FOREIGN AFFAIRS SECRETARY (SFA) TEODORO LOCSIN JR.

Sec. Locsin, thankful to Interior Secretary Eduardo Año for taking the bitter pill, recalls the tough decisions and what had to be done from the beginning of the pandemic.

“That is our role: to provide a measure of containment until a saving solution can be found, to limit casualties, and when the solution is found, to implement it across one of the biggest, most widespread archipelagos in the world,” he says. “It means doing all you can with whatever you have, changing strategies and tactics adroitly—back and forth, back and forth. And showing by example that we can take what we dish out.”
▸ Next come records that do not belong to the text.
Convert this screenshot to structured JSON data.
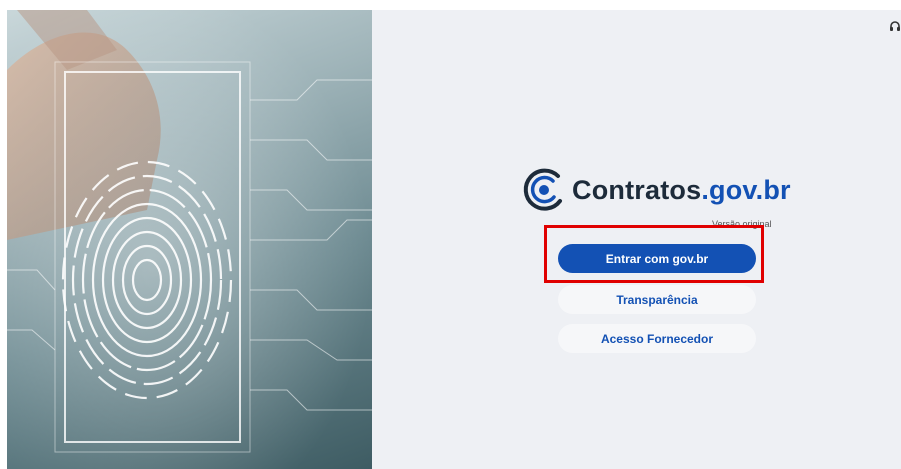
{
  "brand": {
    "name_main": "Contratos",
    "name_suffix": ".gov.br",
    "logo_icon": "gov-swirl-icon"
  },
  "version_label": "Versão original",
  "buttons": {
    "login": "Entrar com gov.br",
    "transparency": "Transparência",
    "supplier": "Acesso Fornecedor"
  },
  "hero": {
    "image": "fingerprint-biometric-image"
  },
  "icons": {
    "corner": "headset-icon"
  },
  "colors": {
    "primary": "#1351b4",
    "highlight_border": "#e00000",
    "background": "#eef0f4"
  }
}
That role, he adds, doesn’t end within the confines of our borders. The end of the pandemic still means more work lies ahead. “The plan is the same and was not changed by the pandemic: to make sure that all boats rise with the same tide, the tide of cure and sustainable existence…be the boats small or big, whether rowed by the poor or sailed for the rich—one law to rule them all, thereby ensuring to the extent possible the same outcome of safety for all or as many as [those who] followed the government’s safety protocols and received its direct assistance,” he says.

Help is promised to the most vulnerable, says Sec. Locsin, as the country had done for refugees of past crises. “Now and for the foreseeable future that is our role in building a better world. Our role is to talk by action worthy to serve as example. And we are good at it,” he concludes.